Okay. Pick up the phone. Call the bridge and tell them about preparing the lifeboat. Mr. Lenin-san here is an expert seaman, so you don’t have to worry about us getting away safely, okay?”
“Can’t get up?” Noboru said. “Leave chair?”
“Wouldn’t advise it. Absolutely not.”
“What I do?”
“If you’re a good boy and don’t move, after we’re safely away from your boat, I’ll turn the bomb off with this remote thingy. Then you can get up. Otherwise…well, I can’t vouch for your personal safety.”
The captain, whose natural skin color was a greyish yellow, had gone more over to the grey side.
“Pick up the phone and call the bridge,” Paddy said, “and don’t try anything funny. I speak perfect Japanese.” He gave him a quick burst, asking the captain in Japanese where he kept the good sake locked up.

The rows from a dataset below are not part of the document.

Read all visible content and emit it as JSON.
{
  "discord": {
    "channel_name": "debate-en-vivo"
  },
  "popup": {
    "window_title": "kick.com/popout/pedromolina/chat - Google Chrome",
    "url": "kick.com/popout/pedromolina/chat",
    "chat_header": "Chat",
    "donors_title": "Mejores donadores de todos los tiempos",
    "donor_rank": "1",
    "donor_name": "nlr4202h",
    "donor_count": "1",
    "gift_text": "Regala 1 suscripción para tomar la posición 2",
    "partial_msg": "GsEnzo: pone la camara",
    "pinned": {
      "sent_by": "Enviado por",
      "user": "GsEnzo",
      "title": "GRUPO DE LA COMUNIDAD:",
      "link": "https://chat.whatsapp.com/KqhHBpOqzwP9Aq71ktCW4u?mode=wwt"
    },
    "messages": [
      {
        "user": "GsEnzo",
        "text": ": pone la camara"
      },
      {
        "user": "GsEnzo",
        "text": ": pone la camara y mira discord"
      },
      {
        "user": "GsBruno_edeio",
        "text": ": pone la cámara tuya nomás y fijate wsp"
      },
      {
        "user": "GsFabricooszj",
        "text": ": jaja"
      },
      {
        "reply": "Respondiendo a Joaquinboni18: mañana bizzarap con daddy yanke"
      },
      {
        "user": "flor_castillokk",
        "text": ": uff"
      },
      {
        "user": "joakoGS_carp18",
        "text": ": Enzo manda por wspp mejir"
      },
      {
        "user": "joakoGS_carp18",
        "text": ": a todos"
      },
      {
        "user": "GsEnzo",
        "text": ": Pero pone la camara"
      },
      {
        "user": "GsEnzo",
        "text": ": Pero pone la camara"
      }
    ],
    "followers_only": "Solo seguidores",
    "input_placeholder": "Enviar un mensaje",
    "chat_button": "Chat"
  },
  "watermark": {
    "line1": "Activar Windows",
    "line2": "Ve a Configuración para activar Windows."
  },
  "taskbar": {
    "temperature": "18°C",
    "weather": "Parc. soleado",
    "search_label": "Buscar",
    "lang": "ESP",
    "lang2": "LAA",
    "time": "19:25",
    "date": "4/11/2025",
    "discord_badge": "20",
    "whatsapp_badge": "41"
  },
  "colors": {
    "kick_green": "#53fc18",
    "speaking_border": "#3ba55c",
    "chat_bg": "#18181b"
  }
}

While Paddy and the captain were talking, Leo had gotten two Russian submachine guns out of his bag. The subguns were Bizon 2s. The Bizon was new, designed by Mikhail Kalashnikov’s son, Victor. Pretty straightforward weapon with a folding stock, standard black AK-74M pistol grip, and, at the muzzle, a small conical flash suppressor with teardrop ports. The magazine, aluminum, held sixty-four rounds.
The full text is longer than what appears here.